Today, I left Qingdao for Weifang to take a job. My roommate Tianqi showed great reluctance to part with me. We had a wonderful time living together for about nearly ten months. We had created a happy memory. But life goes on and I need to embrace the new to let myself grow up which is necessary but bitter. Everything went smoothly: the working environment was good and my colleague were nice. The DiDi driver was very warm-hearted. He said that there was nothing interesting here. Fortunately, I came here not for fun.
I had a very sad dream tonight in which I lost my chance to go to my graduate school for a minor mistake making by myself. I was awake in the middle of my dream by the thought that I would have nowhere to go. I think it is a kind of feeling of insecurity. After all, I have suffered a lot in the past year.
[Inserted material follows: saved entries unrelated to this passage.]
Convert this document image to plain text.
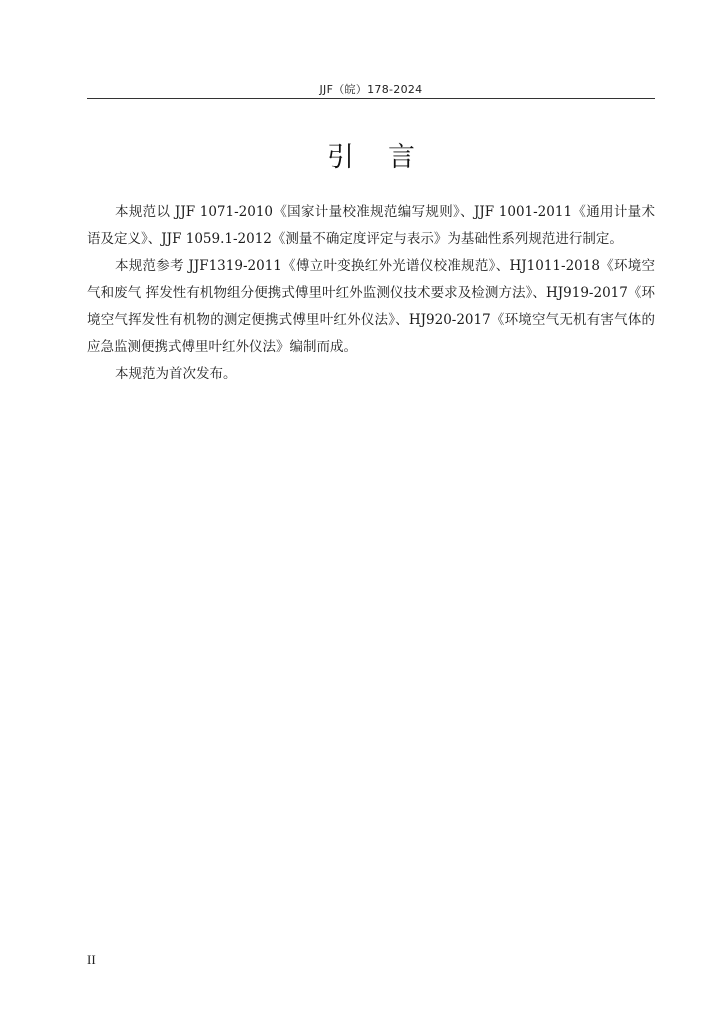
JJF（皖）178-2024
引言

本规范以 JJF 1071-2010《国家计量校准规范编写规则》、JJF 1001-2011《通用计量术语及定义》、JJF 1059.1-2012《测量不确定度评定与表示》为基础性系列规范进行制定。

本规范参考 JJF1319-2011《傅立叶变换红外光谱仪校准规范》、HJ1011-2018《环境空气和废气 挥发性有机物组分便携式傅里叶红外监测仪技术要求及检测方法》、HJ919-2017《环境空气挥发性有机物的测定便携式傅里叶红外仪法》、HJ920-2017《环境空气无机有害气体的应急监测便携式傅里叶红外仪法》编制而成。

本规范为首次发布。

II
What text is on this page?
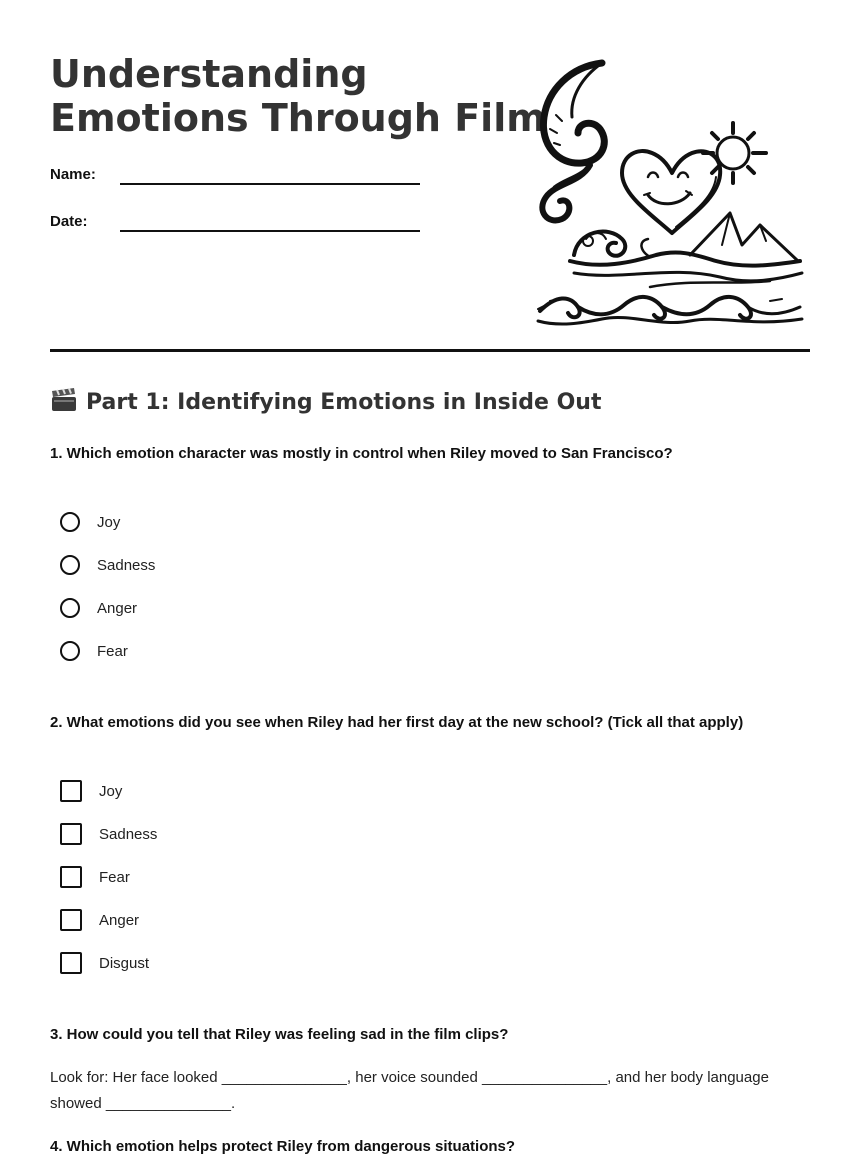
Understanding
Emotions Through Film
Name:
Date:
Part 1: Identifying Emotions in Inside Out

1. Which emotion character was mostly in control when Riley moved to San Francisco?

Joy
Sadness
Anger
Fear

2. What emotions did you see when Riley had her first day at the new school? (Tick all that apply)

Joy
Sadness
Fear
Anger
Disgust

3. How could you tell that Riley was feeling sad in the film clips?

Look for: Her face looked _______________, her voice sounded _______________, and her body language
showed _______________.

4. Which emotion helps protect Riley from dangerous situations?
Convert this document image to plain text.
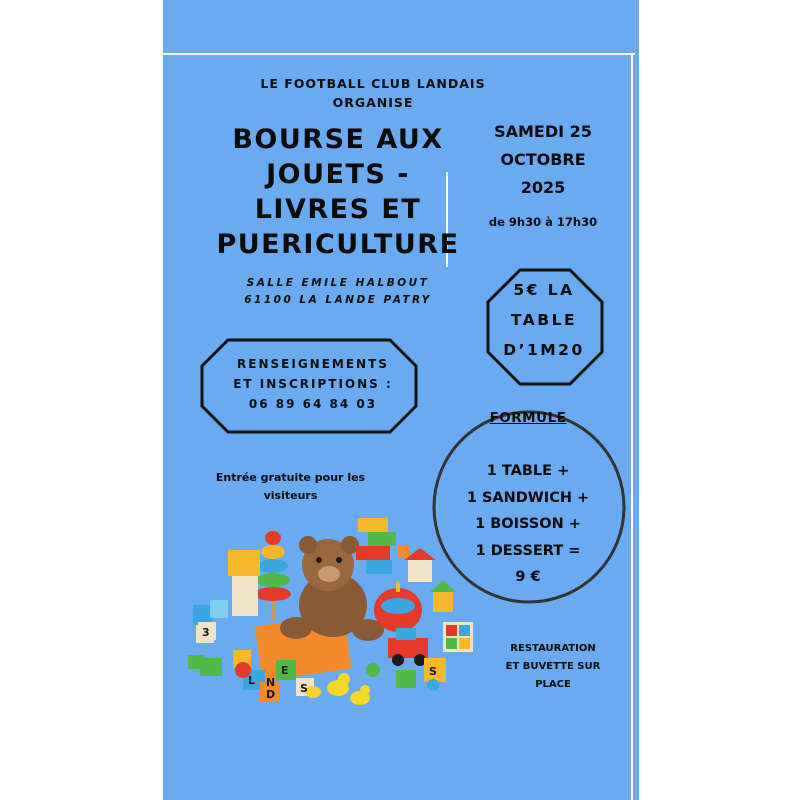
LE FOOTBALL CLUB LANDAIS
ORGANISE
BOURSE AUX
JOUETS -
LIVRES ET
PUERICULTURE
SALLE EMILE HALBOUT
61100 LA LANDE PATRY
SAMEDI 25
OCTOBRE
2025
de 9h30 à 17h30
5€ LA
TABLE
D’1M20
RENSEIGNEMENTS
ET INSCRIPTIONS :
06 89 64 84 03
Entrée gratuite pour les
visiteurs
FORMULE
1 TABLE +
1 SANDWICH +
1 BOISSON +
1 DESSERT =
9 €
RESTAURATION
ET BUVETTE SUR
PLACE
3
D
N
E
S
L
S
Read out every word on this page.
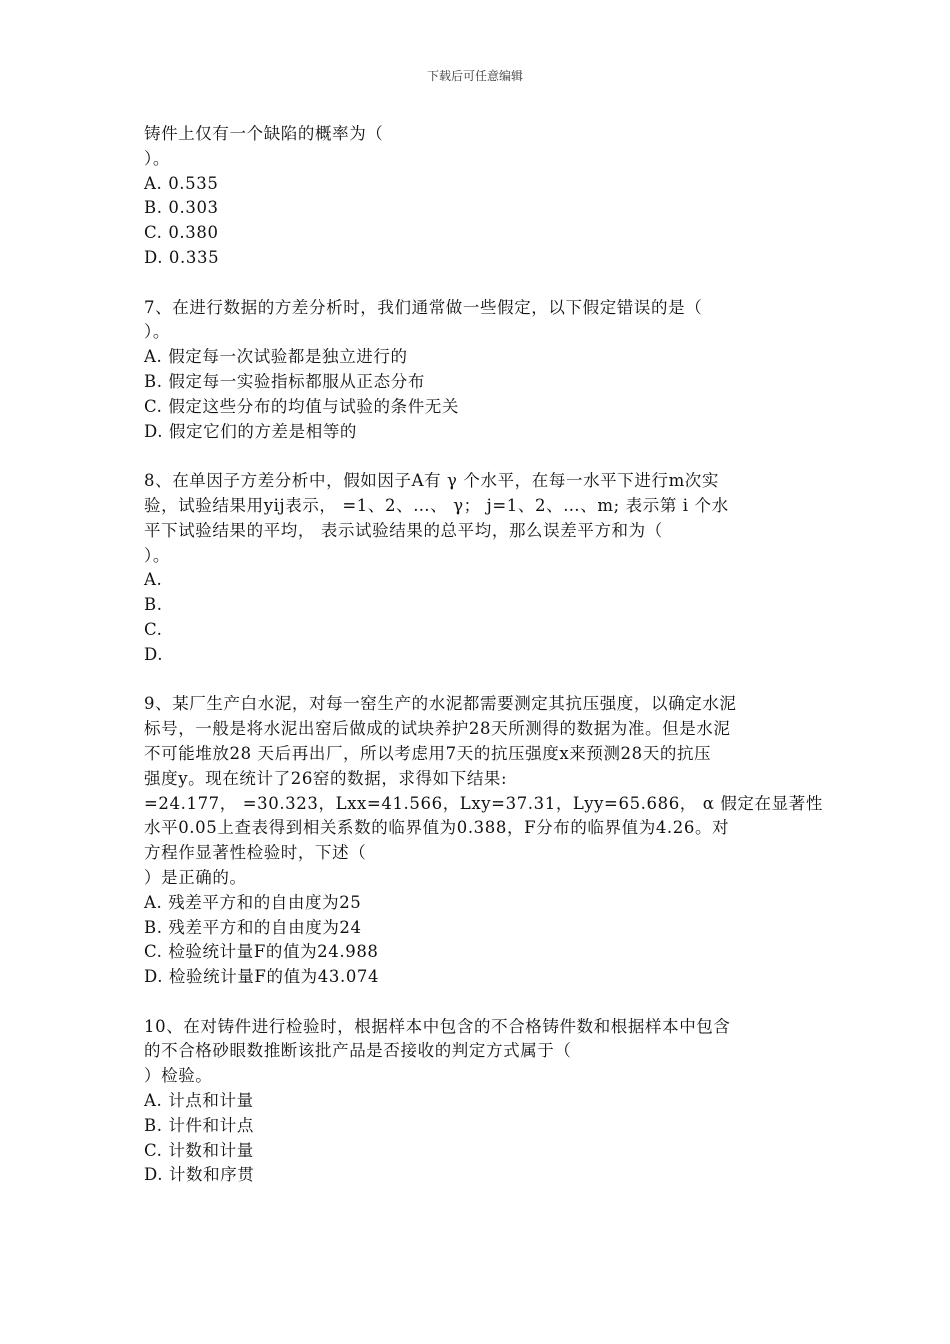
下载后可任意编辑
铸件上仅有一个缺陷的概率为（
）。
A. 0.535
B. 0.303
C. 0.380
D. 0.335
7、在进行数据的方差分析时，我们通常做一些假定，以下假定错误的是（
）。
A. 假定每一次试验都是独立进行的
B. 假定每一实验指标都服从正态分布
C. 假定这些分布的均值与试验的条件无关
D. 假定它们的方差是相等的
8、在单因子方差分析中，假如因子A有 γ 个水平，在每一水平下进行m次实
验，试验结果用yij表示， =1、2、…、 γ； j=1、2、…、m; 表示第 i 个水
平下试验结果的平均， 表示试验结果的总平均，那么误差平方和为（
）。
A.
B.
C.
D.
9、某厂生产白水泥，对每一窑生产的水泥都需要测定其抗压强度，以确定水泥
标号，一般是将水泥出窑后做成的试块养护28天所测得的数据为准。但是水泥
不可能堆放28 天后再出厂，所以考虑用7天的抗压强度x来预测28天的抗压
强度y。现在统计了26窑的数据，求得如下结果:
=24.177， =30.323，Lxx=41.566，Lxy=37.31，Lyy=65.686， α 假定在显著性
水平0.05上查表得到相关系数的临界值为0.388，F分布的临界值为4.26。对
方程作显著性检验时，下述（
）是正确的。
A. 残差平方和的自由度为25
B. 残差平方和的自由度为24
C. 检验统计量F的值为24.988
D. 检验统计量F的值为43.074
10、在对铸件进行检验时，根据样本中包含的不合格铸件数和根据样本中包含
的不合格砂眼数推断该批产品是否接收的判定方式属于（
）检验。
A. 计点和计量
B. 计件和计点
C. 计数和计量
D. 计数和序贯
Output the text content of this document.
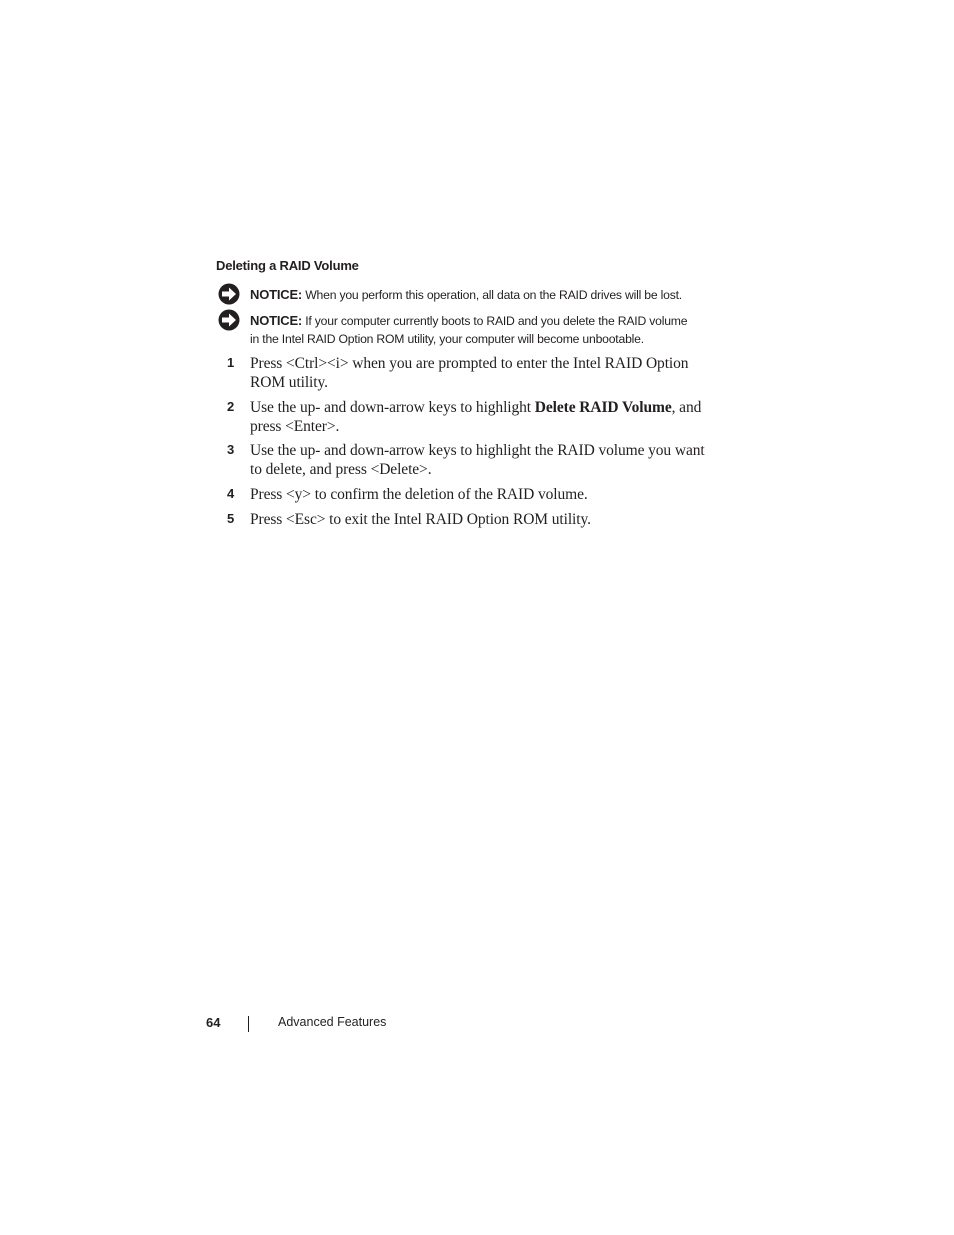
Deleting a RAID Volume
NOTICE: When you perform this operation, all data on the RAID drives will be lost.
NOTICE: If your computer currently boots to RAID and you delete the RAID volume
in the Intel RAID Option ROM utility, your computer will become unbootable.
1 Press <Ctrl><i> when you are prompted to enter the Intel RAID Option
ROM utility.
2 Use the up- and down-arrow keys to highlight Delete RAID Volume, and
press <Enter>.
3 Use the up- and down-arrow keys to highlight the RAID volume you want
to delete, and press <Delete>.
4 Press <y> to confirm the deletion of the RAID volume.
5 Press <Esc> to exit the Intel RAID Option ROM utility.
64	Advanced Features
The first day that I teached students was very tiring. My throat was very sore. Apart from that, I had a tight schedule because I hadn't prepared for the eight-hour lesson. Being a teacher is a new experience for me. But I told myself that nothing was difficult for me and I could handle it. I ate meat today because the dinner was dumplings. After all one of my favorite food is dumplings. In a word, it was extremely busy today. What's worse, tomorrow it is the same schedule and I need to get up early. I gradually find out that I have become more peaceful. If I have inner peace, I will always find an oasis no matter where I go. In other words, everything depends on me. I am a fearless person and I do not fear any authorities.